そして、その表情を甚振るような嗜虐的な笑みに変えて、その手を、脚を徐々に砕き折り、引き延ばしてゆく。


そして、その身体を完全に締め上げられ…その表情を怒りで保つ事も難しくなったその時…封じられた〝妖魔〟、〝少女の皮を被った蛇〟は呆気なく生命を落とした。


――ドサッ――


下水道の地面に少女の骸が転がる…その姿は見るも惨たらしく、その四肢も胴も首も引き伸ばされた蛇の様な姿で其処に在った…。


「……〝食いなさい〟」


その少女を沈黙と共に見据えていた彼女は、ピクリとも動か無い少女の、苦悶に歪んだ顔を見ながらそう、己の〝従僕〟に名を下す…。


そうして、その少女の骸へ蛇が口を開いた…その時。


――ギョロッ――


「ッ―――!?」


見下ろしていた彼女…〝蛇妃〟はその少女と目が合った。


――ドオォォォッ――


途端に吹き出される、〝瘴気〟の大瀑布に蛇妃は呑まれる…そして…その瘴気が晴れたその時…彼女は目にした。


――ギョロッ――

――ゴプッ、ドクンッ、ドクンッ――


その悍ましい、〝少女の皮を被った化物〟の…〝本質〟を。


ソレは何十何百の眼を忙しなく動かし、黒い肉的な触手が蠢き合って作られた様な長蛇の体躯を生物的な嫌悪感を抱かせるような動きで操り壁に張り付く……ただ〝化物〟としか言えない〝化外〟の姿を…その目に焼き付けた。

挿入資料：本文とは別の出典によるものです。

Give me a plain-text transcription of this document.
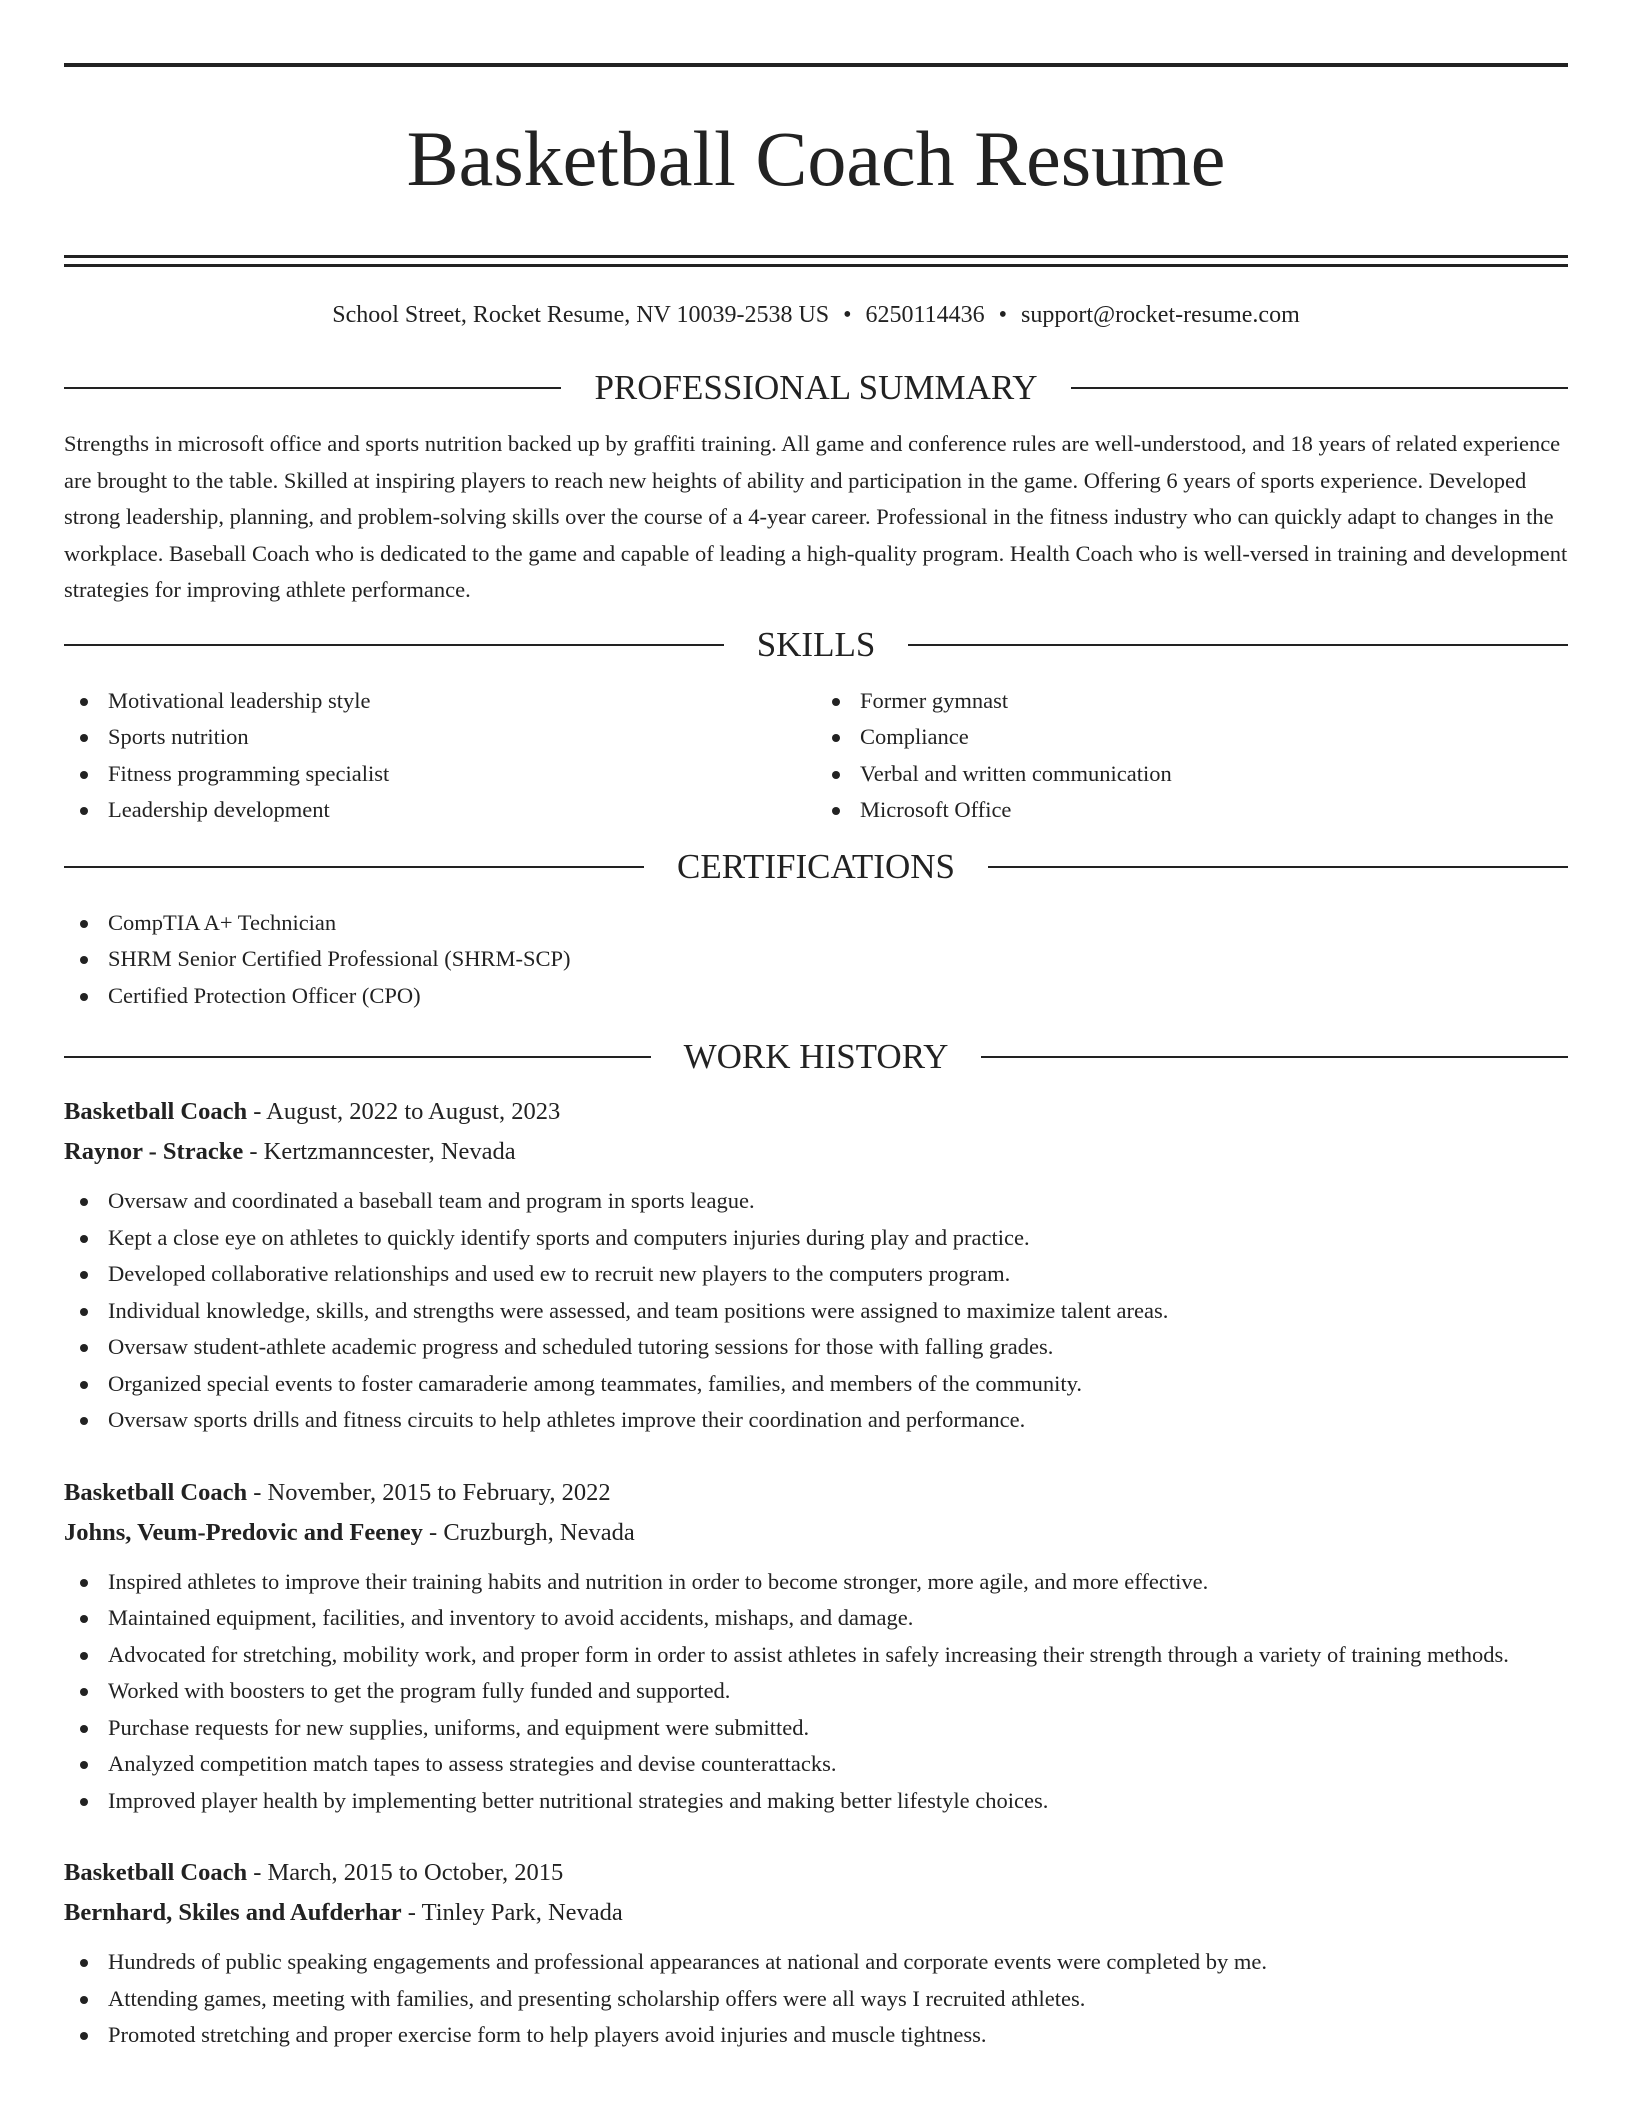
Basketball Coach Resume
School Street, Rocket Resume, NV 10039-2538 US • 6250114436 • support@rocket-resume.com
PROFESSIONAL SUMMARY

Strengths in microsoft office and sports nutrition backed up by graffiti training. All game and conference rules are well-understood, and 18 years of related experience are brought to the table. Skilled at inspiring players to reach new heights of ability and participation in the game. Offering 6 years of sports experience. Developed strong leadership, planning, and problem-solving skills over the course of a 4-year career. Professional in the fitness industry who can quickly adapt to changes in the workplace. Baseball Coach who is dedicated to the game and capable of leading a high-quality program. Health Coach who is well-versed in training and development strategies for improving athlete performance.

SKILLS
Motivational leadership style
Sports nutrition
Fitness programming specialist
Leadership development
Former gymnast
Compliance
Verbal and written communication
Microsoft Office
CERTIFICATIONS
CompTIA A+ Technician
SHRM Senior Certified Professional (SHRM-SCP)
Certified Protection Officer (CPO)
WORK HISTORY
Basketball Coach - August, 2022 to August, 2023
Raynor - Stracke - Kertzmanncester, Nevada
Oversaw and coordinated a baseball team and program in sports league.
Kept a close eye on athletes to quickly identify sports and computers injuries during play and practice.
Developed collaborative relationships and used ew to recruit new players to the computers program.
Individual knowledge, skills, and strengths were assessed, and team positions were assigned to maximize talent areas.
Oversaw student-athlete academic progress and scheduled tutoring sessions for those with falling grades.
Organized special events to foster camaraderie among teammates, families, and members of the community.
Oversaw sports drills and fitness circuits to help athletes improve their coordination and performance.
Basketball Coach - November, 2015 to February, 2022
Johns, Veum-Predovic and Feeney - Cruzburgh, Nevada
Inspired athletes to improve their training habits and nutrition in order to become stronger, more agile, and more effective.
Maintained equipment, facilities, and inventory to avoid accidents, mishaps, and damage.
Advocated for stretching, mobility work, and proper form in order to assist athletes in safely increasing their strength through a variety of training methods.
Worked with boosters to get the program fully funded and supported.
Purchase requests for new supplies, uniforms, and equipment were submitted.
Analyzed competition match tapes to assess strategies and devise counterattacks.
Improved player health by implementing better nutritional strategies and making better lifestyle choices.
Basketball Coach - March, 2015 to October, 2015
Bernhard, Skiles and Aufderhar - Tinley Park, Nevada
Hundreds of public speaking engagements and professional appearances at national and corporate events were completed by me.
Attending games, meeting with families, and presenting scholarship offers were all ways I recruited athletes.
Promoted stretching and proper exercise form to help players avoid injuries and muscle tightness.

その一瞬の〝空白〟…〝動揺〟にも似た〝呆然〟が〝天秤〟を傾けた…。


――ニタァァッ♪――


その刹那……その〝化物〟は天を這う…奈落と現を繋ぐ〝蓋〟へ猛進し、塵芥が如くに吹き飛ばして奈落から飛び出す……。


「ッしまった…!」


彼女は完全に其の場から消えた〝化物〟へそう言い、急いでその後を追う…。


たった〝数秒〟の空白はしかし……決して眠らない〝夜の街〟に、最悪の地獄絵図を作り上げた。